Roger Martin’s Transformational Legacy At The Rotman School

Roger Martin

Roger Martin

During his three consecutive five-year terms, including a rare third term as dean, Martin put his chips on three big initiatives: integrative thinking, business design, and expansion. “As I look back on it,” he says, “it does feel as though you make a set of investments and you never know with an investment whether it’s a dumb idea or a smart idea. I think I can look back over the 15 years and say that most of the big investments we made were smarter rather than dumber ideas.”

MARTIN PUT HIS PERSONAL CREDIBILITY ON THE LINE

Martin was able to get integrative thinking into the core MBA curriculum so students are taught how to take opposing ideas or models, and instead of choosing one or the other, to create a new model that is better than both.

Unlike most deans lead and orchestrate change, Martin put himself at the center of his single biggest initiative in integrative thinking. He has written fifteen Harvard Business Review articles and published eight books. In the just released Thinkers50 list of the most influential management gurus, Martin is third behind Harvard’s Clayton Christensen and the authors of Blue Ocean Strategy.  “I invested an enormous amount of my personal time and personal credibility in it,” says Martin, who raised $40 million from Marcel Desautels, a leading Canadian businessman and philanthropist, for the initiative. Desautels has a center for integrative thinking at Rotman named after him.

The strategy set the school apart. “When he arrived,  Roger challenged the Rotman School to become one of the best, then he spent 15 years pushing boundaries and making it happen,” says Kevin Frey, managing director of Rotman’s full-time MBA program. “What Roger accomplished over his term as dean must put him in a very small group of the most extraordinary B-school leaders ever.”

ANOTHER BIG BET ON DESIGN THINKING AND A ‘CUTE STORY’

Martin’s second big investment was to bring design thinking to business and organizational problem solving. The approach also came out of his consulting work. In the fall of 2005, he began applying design principles such as rapid prototyping and iterative product design based on immediate customer feedback to new product innovation at Procter & Gamble, working with David Kelly of IDEO and Patrick Whitney of the Illinois Institute of Technology. Martin would end up writing a book with P&G Chairman and CEO A.J. Lafley about it.
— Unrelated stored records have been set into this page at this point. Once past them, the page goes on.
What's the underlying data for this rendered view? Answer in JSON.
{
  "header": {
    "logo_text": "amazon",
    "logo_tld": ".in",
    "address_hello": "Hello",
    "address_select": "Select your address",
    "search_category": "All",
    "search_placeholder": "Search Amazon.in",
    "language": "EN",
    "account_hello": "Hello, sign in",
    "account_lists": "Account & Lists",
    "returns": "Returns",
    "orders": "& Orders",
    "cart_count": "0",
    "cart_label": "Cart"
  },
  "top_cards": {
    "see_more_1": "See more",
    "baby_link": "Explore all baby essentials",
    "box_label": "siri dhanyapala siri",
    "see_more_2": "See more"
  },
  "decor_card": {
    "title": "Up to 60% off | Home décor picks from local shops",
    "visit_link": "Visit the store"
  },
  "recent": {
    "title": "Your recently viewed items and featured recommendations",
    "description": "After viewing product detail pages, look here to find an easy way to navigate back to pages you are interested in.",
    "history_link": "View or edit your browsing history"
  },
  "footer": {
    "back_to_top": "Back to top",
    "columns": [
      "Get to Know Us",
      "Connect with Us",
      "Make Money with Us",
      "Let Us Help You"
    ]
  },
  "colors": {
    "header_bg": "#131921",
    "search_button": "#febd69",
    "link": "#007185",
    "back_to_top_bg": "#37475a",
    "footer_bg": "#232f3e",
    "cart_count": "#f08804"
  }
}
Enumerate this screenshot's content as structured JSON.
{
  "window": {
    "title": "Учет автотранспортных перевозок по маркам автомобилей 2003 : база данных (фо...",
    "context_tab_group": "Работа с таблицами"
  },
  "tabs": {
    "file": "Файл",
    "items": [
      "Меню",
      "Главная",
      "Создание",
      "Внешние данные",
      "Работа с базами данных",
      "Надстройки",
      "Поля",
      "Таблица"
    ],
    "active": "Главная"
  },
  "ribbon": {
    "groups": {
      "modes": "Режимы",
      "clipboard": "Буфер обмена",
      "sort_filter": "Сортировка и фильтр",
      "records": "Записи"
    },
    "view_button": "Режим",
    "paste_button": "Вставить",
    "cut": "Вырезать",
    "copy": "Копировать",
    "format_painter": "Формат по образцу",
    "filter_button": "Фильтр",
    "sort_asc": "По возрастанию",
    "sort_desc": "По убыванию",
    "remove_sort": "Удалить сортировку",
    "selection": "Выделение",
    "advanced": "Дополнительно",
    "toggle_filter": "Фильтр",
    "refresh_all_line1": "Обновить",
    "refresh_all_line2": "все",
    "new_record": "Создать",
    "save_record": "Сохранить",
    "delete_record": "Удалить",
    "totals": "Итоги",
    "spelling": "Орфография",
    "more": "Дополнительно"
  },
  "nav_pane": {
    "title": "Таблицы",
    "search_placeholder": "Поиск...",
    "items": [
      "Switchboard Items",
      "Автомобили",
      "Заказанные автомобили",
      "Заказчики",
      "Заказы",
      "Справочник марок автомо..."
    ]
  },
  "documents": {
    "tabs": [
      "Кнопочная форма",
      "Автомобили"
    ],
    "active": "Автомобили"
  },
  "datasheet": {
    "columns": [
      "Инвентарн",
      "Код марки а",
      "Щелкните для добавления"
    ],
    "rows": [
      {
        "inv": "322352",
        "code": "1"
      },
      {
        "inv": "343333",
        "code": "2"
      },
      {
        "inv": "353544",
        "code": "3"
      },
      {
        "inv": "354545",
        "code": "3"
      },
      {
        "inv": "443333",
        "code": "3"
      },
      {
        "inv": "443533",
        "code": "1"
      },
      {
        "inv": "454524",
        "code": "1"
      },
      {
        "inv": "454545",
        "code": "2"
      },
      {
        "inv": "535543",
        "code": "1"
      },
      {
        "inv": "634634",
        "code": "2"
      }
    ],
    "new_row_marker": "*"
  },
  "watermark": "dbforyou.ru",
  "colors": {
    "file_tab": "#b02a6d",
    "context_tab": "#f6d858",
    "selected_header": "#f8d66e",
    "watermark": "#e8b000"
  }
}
Rotman has developed three electives that allow MBA students to major in design thinking. The school has a highly popular design and innovation club. And its focus in the area has led several corporate recruiters, including Nike, Fidelity, and Lululemon, to put the school on their annual recruiting schedules. “We now get designers coming here and they are fantastic,” enthuses Martin, who then lapses into what he calls  a “cute story” worth telling.

“I do these speeches where we bring in students who are interested in applying, and I always hang around until the end. The 300 to 400 people sudden were down to one who didn’t want to leave. She finally came up to me when nobody was here and said, ‘I just have to ask you. I really need to hear it from you whether you really do want a person like me. You are talking like you do but I just have to hear it from you.’

“And I said, ‘It kinda depends. What is a person like you?’

“‘I am a designer,’ she said. ‘My undergraduate degree is in design and I now work for a design firm. And I get the impression that you seem to think that is okay.’

“‘And I said it is. I would like you here.’ She came. She made the dean’s list. She got a great job. But that was her view of business schools. Unless you will tell me personally, directly, to my face, shake my hand and say you are not lying, I do not believe that a business school would want somebody like me. As the selection bias works more and more for us, I hope we can move it more into the mainstream.”